Books -- reading and writing.
Home, cooking, the weather.
And whatever connections I can make between these chapters of my life.

Tuesday, June 5, 2012

Hooray for Kids!

Is there anything better than visiting with kids who've actually read your book? A class whose teacher has just read aloud-- as you open the classroom door-- the chapter that was hardest for you to write?

That was my afternoon yesterday with 4th graders from The Pingrey School.

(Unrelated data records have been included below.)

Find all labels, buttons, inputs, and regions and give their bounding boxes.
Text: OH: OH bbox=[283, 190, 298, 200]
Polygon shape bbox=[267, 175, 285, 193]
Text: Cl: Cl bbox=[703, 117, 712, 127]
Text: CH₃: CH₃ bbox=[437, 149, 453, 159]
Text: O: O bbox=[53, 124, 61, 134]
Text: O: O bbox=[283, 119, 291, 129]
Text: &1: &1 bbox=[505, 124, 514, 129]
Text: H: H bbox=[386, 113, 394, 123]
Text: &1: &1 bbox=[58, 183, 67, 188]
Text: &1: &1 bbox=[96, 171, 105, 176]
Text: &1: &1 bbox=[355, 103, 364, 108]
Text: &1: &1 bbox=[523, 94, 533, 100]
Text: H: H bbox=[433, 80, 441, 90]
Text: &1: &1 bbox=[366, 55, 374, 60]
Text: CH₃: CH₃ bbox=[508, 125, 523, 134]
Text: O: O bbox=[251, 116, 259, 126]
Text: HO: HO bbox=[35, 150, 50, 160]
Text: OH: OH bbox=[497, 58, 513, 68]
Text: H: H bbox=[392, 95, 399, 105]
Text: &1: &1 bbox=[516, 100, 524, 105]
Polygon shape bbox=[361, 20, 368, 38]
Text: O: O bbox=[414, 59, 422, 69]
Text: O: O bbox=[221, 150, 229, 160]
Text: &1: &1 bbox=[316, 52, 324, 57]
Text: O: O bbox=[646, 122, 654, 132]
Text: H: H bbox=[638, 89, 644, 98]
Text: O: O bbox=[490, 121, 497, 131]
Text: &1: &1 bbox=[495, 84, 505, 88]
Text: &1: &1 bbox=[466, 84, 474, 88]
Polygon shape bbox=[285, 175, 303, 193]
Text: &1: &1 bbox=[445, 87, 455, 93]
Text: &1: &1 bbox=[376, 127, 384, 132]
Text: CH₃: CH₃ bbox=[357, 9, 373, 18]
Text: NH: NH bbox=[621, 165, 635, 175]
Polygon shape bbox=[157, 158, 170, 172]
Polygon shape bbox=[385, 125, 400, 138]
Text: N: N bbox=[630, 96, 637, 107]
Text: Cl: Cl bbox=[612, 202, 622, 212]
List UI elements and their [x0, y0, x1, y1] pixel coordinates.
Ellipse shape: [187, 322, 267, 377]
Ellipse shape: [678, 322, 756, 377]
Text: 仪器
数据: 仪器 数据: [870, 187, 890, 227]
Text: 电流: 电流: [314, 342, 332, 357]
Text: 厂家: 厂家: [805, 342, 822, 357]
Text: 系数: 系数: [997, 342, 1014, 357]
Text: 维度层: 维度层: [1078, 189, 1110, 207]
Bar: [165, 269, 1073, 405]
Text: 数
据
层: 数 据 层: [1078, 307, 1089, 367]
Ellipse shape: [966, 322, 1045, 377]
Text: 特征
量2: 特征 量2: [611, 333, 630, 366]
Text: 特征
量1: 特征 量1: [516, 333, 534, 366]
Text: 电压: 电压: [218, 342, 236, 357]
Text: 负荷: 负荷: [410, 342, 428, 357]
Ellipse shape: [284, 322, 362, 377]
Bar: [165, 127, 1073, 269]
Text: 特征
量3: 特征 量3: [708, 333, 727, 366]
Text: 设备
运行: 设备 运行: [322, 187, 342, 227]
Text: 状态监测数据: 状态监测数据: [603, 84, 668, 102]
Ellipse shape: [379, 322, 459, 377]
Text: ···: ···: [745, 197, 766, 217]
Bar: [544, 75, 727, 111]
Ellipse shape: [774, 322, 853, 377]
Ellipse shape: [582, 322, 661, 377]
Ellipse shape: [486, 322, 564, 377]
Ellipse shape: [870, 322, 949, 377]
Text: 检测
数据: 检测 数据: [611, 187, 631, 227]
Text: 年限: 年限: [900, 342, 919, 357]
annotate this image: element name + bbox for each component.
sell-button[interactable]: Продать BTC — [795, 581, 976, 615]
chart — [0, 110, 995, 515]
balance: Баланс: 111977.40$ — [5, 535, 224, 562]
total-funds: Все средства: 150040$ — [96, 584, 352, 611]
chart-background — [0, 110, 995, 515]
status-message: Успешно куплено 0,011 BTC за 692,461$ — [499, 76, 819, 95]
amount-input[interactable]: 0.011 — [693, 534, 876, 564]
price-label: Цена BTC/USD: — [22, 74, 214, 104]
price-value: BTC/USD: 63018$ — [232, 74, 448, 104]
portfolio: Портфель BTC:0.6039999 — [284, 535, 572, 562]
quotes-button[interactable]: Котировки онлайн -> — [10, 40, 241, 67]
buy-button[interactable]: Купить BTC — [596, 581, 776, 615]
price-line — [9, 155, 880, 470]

Last September, Ms. Casey's 4th graders won an ARC of GLORY BE. I'd popped in to their classroom to deliver it, along with a packet or two of Elvis stickers. After they'd finished the book, bought their own copies at the school's Book Fair, and written me some pretty amazing letters, I popped back in yesterday. And discovered the 4th grade teacher across the hall was reading GLORY BE aloud to his class these last few days of the school year.




My visit was a surprise, last-minute, unplanned event their teacher and I cooked up. I was sorry not to have given them time to bring in their own books. Instead, I signed a ton of my bookmarks for them.







 Some of their comments reminded me of the brainstorming/ revising I did with my esteemed editor. These kids had questions! And comments!

 "I wish you'd put more detail into Glory's dad and put Glory's dad in more scenes."
 (If only they'd seen the pre-revision version! Poor ole Brother Joe hardly mumbled a word.)


"I could almost feel the grass between my fingers when Glory took a bunch of grass from Elvis's yard in Tupelo..."

"I thought Glory Be was amazing! How their friendships were either falling apart or growing stronger in every chapter."



Can I get those readers a book reviewing job, please?

When you see this hanging in a classroom, you know you've arrived at a school that values reading.




Thanks for a great afternoon, kids. I hope you have a terrific, book-filled summer. 
Please invite me back real soon!

2 comments:

Sue LaNeve said...

Hooray for you, Augusta! I love this post and particularly the kid's comments. Clearly they were inspired. True, they loved your descriptions, but honestly, I think the setting details come alive because of your Glorious voice. I'm with the kid who loved Emma because it sounded like she made great cookies and brownies. :)

Carol Baldwin said...

What a great visit--and who fun that it was impromptu! thanks for sharing.